Sperm motility and fertilisation success in an acidified hypoxic environment

The distribution and function of many marine species is largely determined by the effect of abiotic drivers on their reproduction and early development, including those drivers associated with elevated CO2 and global climate change. A number of studies have therefore investigated the effects of elevated pCO2 on a range of reproductive parameters, including sperm motility and fertilisation success. To date, most of these studies have not examined the possible synergistic effects of other abiotic drivers, such as the increased frequency of hypoxic events that are also associated with climate change. The present study is therefore novel in assessing the impact that an hypoxic event could have on reproduction in a future high CO2 ocean. Specifically, this study assesses sperm motility and fertilisation success in the sea urchin Paracentrotus lividus exposed to elevated pCO2 for 6 months. Gametes extracted from these pre-acclimated individuals were subjected to hypoxic conditions simulating an hypoxic event in a future high CO2 ocean.
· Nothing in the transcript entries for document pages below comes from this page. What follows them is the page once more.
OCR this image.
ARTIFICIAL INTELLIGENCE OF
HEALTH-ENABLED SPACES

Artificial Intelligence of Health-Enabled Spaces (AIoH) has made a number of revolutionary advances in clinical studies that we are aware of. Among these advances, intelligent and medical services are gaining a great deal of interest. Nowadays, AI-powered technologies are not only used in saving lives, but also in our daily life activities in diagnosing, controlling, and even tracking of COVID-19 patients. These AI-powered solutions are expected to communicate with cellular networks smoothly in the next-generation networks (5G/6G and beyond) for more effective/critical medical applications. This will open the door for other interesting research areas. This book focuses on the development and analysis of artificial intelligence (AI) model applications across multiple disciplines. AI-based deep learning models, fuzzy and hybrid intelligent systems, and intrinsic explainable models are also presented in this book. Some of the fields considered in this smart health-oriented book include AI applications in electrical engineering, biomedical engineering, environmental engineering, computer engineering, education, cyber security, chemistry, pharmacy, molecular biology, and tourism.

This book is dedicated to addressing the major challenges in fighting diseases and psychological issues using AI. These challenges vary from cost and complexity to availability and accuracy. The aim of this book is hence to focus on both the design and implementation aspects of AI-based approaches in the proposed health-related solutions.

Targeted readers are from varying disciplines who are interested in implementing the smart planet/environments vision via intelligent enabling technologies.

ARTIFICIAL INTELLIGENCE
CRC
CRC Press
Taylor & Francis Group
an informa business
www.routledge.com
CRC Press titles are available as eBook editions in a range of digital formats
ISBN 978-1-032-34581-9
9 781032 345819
Sperm swimming speed increased under elevated pCO2 and decreased under hypoxic conditions resulting in the elevated pCO2 and hypoxic treatment being approximately equivalent to the control. There was also a combined negative effect of increased pCO2 and hypoxia on the percentage of motile sperm. There was a significant negative effect of elevated pCO2 on fertilisation success, and when combined with a simulated hypoxic event there was an even greater effect. This could affect cohort recruitment and in turn reduce the density of this ecologically and economically important ecosystem engineer therefore potentially effecting biodiversity and ecosystem services.